18Par-delà, le biographique en classe peut être l’occasion de construire des savoirs et des apprentissages dans des domaines autres que ceux de la lecture littéraire ou de l’écriture. C’est le point de vue qu’adopte Maria Pagoni qui utilise les écritures de soi pour enrichir, chez des élèves d’une classe de sixième, la notion juridique d’identité. L’article intitulé : « Autobiographie et notion d’identité en classe » propose une approche explicite de cette notion peu abordée à l’école. C’est en produisant un récit de vie, en le comparant à celui des autres, en y retrouvant des repères sociaux importants que se constituent les catégories de privé et de public, qui sont au centre même de la notion juridique d’identité. Cette catégorisation menée à partir de l’écriture est l’occasion de bâtir les concepts fondamentaux de l’identité. L’autobiographie est un outil, au service d’un apprentissage qui la dépasse.
19C’est également comme outil qu’est utilisée l’autobiographie dans l’article de Muriel Molinié : « Finalités du “biographique” en didactique des langues. » En effet, lors de la mise en place, dans le cadre des programmes européens, d’une politique commune d’apprentissage des langues de l’Union, il a été imaginé de rendre les élèves acteurs de leurs apprentissages en leur proposant de tenir une sorte de journal ou d’état de cet apprentissage linguistique. Le récit de vie à finalité linguistique est un récit qui permet de mesurer les étapes de cette acquisition et d’en évaluer, de manière interne, les résultats. Mais il s’agit avant tout d’une écriture autobiographique qui sollicite le sujet dans son histoire et dans la narration qu’il en fait. Les écritures de soi demeurent, quelle qu’en soit la finalité, des outils ambivalents et de ce fait ambigus, car la sollicitation du vécu ne peut être neutre. Dans ce récit, le scripteur se dévoile comme sujet de l’écriture, mais également comme sujet de son texte, et ce double mouvement exige que soit posé un contrat didactique précis.
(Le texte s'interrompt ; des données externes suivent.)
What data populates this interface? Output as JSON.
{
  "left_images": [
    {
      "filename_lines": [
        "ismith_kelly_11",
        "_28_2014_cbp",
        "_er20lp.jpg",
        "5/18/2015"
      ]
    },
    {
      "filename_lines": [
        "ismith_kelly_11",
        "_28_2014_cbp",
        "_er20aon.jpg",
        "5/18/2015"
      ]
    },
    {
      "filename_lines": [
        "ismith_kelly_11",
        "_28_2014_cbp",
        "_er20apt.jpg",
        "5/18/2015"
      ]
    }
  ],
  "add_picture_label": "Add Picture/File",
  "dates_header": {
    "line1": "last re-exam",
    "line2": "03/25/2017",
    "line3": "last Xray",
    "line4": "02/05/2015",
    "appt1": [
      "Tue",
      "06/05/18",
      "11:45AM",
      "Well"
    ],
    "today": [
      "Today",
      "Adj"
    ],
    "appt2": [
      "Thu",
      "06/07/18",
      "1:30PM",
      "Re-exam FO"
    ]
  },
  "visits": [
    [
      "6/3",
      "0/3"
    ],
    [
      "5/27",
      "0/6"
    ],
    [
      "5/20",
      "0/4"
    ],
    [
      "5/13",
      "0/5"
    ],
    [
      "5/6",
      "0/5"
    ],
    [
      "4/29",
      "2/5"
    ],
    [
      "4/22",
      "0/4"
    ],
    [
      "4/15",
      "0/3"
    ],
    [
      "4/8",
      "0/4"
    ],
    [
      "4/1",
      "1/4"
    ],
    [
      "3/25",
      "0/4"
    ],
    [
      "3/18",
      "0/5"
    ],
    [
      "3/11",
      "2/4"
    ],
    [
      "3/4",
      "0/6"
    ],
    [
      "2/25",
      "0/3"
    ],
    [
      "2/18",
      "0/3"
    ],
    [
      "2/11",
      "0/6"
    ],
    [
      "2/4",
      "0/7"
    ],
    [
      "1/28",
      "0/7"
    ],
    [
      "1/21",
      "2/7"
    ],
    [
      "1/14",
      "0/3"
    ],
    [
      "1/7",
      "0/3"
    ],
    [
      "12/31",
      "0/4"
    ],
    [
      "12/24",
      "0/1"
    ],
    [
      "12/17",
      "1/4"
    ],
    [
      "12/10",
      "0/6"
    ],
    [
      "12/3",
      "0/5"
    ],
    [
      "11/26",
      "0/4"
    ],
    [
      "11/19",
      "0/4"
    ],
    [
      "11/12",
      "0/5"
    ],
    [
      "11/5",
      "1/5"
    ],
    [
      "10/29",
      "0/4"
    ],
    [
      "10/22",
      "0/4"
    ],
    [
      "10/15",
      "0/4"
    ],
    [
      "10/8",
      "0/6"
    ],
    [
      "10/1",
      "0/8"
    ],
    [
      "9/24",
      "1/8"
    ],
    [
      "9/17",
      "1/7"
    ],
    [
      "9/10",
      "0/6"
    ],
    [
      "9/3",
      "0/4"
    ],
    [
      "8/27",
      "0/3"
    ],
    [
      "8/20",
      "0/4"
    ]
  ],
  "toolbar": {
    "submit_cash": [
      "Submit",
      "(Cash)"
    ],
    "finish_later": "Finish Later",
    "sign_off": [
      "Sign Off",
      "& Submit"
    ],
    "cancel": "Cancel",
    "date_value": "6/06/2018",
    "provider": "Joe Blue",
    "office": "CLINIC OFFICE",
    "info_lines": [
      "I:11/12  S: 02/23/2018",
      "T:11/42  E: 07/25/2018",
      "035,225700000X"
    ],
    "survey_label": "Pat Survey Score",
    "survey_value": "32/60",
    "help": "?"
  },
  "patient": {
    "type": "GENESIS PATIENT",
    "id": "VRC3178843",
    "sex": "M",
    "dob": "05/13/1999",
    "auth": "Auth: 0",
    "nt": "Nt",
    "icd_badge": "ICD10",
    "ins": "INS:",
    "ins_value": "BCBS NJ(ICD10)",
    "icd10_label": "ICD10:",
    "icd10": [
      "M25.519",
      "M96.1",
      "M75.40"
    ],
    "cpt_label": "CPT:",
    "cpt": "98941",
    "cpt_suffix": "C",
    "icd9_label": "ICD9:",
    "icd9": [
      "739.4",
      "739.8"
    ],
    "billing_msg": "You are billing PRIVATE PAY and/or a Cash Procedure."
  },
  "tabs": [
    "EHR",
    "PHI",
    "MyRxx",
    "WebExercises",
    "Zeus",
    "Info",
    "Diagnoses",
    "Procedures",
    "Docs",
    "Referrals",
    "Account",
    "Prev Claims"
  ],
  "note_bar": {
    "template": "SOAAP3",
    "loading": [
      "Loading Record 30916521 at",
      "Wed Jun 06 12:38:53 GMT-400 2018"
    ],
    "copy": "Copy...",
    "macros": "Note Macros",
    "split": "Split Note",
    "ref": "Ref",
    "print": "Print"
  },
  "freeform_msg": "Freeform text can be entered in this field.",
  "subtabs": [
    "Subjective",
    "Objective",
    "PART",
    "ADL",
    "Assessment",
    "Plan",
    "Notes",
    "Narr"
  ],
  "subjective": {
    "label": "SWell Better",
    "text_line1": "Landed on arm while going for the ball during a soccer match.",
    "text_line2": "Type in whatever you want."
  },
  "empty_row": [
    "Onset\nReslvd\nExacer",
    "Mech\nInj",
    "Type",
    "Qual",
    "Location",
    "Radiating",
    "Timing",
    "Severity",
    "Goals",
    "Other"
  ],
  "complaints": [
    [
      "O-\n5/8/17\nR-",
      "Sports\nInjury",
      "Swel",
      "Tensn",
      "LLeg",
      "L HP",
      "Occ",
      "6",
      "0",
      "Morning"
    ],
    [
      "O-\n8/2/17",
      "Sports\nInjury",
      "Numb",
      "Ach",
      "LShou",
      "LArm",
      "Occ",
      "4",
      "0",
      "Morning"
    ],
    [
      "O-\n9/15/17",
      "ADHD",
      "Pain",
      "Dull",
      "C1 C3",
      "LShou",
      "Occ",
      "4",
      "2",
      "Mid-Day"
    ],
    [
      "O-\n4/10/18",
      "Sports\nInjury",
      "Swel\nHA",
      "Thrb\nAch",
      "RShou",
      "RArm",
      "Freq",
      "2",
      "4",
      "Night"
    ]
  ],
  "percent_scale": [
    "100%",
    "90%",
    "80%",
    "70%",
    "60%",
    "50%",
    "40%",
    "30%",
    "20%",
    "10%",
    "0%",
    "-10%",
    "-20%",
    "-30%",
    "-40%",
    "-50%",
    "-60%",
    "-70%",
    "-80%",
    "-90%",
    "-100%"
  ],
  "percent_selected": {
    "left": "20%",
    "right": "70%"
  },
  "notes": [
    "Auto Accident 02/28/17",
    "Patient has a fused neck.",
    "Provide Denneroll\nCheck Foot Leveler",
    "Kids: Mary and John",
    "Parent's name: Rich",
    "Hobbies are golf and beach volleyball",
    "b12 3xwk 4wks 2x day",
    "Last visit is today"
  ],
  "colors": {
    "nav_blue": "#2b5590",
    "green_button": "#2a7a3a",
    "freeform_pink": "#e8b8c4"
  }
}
20La présence du biographique à l’école s’inscrit dans un contexte social de réflexion sur l’identité, que ce soit celle de l’Autre, par la lecture des biographies et des autobiographies d’auteurs, que ce soit celle de l’élève lecteur ou scripteur, au cours de pratiques d’écritures de soi, que ce soit une interrogation sur le concept même d’identité et sur ses fondements civiques. Dans tous les cas, les questions posées par l’identité sont essentiellement des questions de langage, comme le reconnait Claude Dubar dans son ouvrage La Crise des identités (PUF, 2000), et l’école, par la lecture littéraire, par l’enseignement de l’écriture et par divers apprentissages, joue un rôle important dans la réflexion et l’acquisition de cette capacité à transformer une vie particulière en récit.